I wrote an algorithm by combining Fermat's Little Theorem and Euler's Method. However, I am experiencing a problem in Euler's method.
For instance, If I take $(A, B, M)$ such that $A^B mod(M)$.
When the initial values are $(12341, 123141, 12313)$ they reduce to $(12341, 7113, 12313)$ However after this the program won't go further. The reason I believe is that when $$B < \phi(M)$$ the algorithm stops working. So simply to algorithm work properly we need larger $B$ but small $M$.
At this point, my question is there a way to reduce M to small numbers by some mathematical operations ?
def eulers_theorem(A, B, M):
totient = M
factors_of_M = [(i-1) / i for i in factorint(M).keys()]
for i in factors_of_M:
totient *= i
new_B = int(B % totient)
return (A, new_B, M)
So I am factorizing the M values and then calculating the totient of it( $\phi(M)$ ) and then My new B becomes
$B_{new} = B~mod (\phi(M))$
For instance, if (A, B, M) = (123, 562, 100)
$\phi(100) = 40$ so
$$B_{new} = 562~mod (40) = 2$$
So (123, 562, 100) reduces to (123, 2, 100)

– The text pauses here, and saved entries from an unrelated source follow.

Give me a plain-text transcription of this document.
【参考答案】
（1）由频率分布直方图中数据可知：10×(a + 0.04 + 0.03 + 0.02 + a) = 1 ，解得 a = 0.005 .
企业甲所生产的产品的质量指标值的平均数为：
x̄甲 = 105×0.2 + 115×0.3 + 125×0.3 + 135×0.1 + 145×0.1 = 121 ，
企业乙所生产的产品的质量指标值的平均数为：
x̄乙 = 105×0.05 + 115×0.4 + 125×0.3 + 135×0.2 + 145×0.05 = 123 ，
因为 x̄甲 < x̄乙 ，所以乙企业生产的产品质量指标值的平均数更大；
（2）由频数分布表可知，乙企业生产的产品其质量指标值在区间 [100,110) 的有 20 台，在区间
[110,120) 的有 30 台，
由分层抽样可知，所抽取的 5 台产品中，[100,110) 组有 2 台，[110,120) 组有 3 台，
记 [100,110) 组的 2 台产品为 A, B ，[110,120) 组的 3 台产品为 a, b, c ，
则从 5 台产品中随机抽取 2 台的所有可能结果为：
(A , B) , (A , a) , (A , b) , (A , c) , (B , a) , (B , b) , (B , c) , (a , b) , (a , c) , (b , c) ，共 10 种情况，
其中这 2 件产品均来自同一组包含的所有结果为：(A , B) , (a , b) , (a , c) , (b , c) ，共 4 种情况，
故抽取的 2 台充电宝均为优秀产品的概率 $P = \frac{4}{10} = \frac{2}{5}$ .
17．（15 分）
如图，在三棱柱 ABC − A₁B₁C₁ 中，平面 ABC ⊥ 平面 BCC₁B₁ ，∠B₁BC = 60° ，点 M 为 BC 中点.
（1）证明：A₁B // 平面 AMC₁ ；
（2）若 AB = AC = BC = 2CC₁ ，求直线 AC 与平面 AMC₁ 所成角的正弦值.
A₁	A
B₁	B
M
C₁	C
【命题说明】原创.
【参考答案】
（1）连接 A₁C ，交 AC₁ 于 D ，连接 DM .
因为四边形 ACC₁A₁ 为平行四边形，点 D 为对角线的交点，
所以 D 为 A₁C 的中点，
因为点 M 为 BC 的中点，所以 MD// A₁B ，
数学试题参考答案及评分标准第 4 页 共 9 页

In the Above example when $(12341, 123141, 12313)$ it reduces to $(12341, 7113, 12313)$. In this case the algorithm enters a loop since,
$$B_{new} = 7113~mod (\phi(12313)) = 7113~mod(10548) = 7113$$ so $B_{new}$ is always the same.
Apply Fermat's little theorem and extentions, for both of $p_1,p_2$, then apply Chinese remainder theorem ( with LCM extension if needed) to the exponents for each to find the intersection. Apply to B Solve mod M.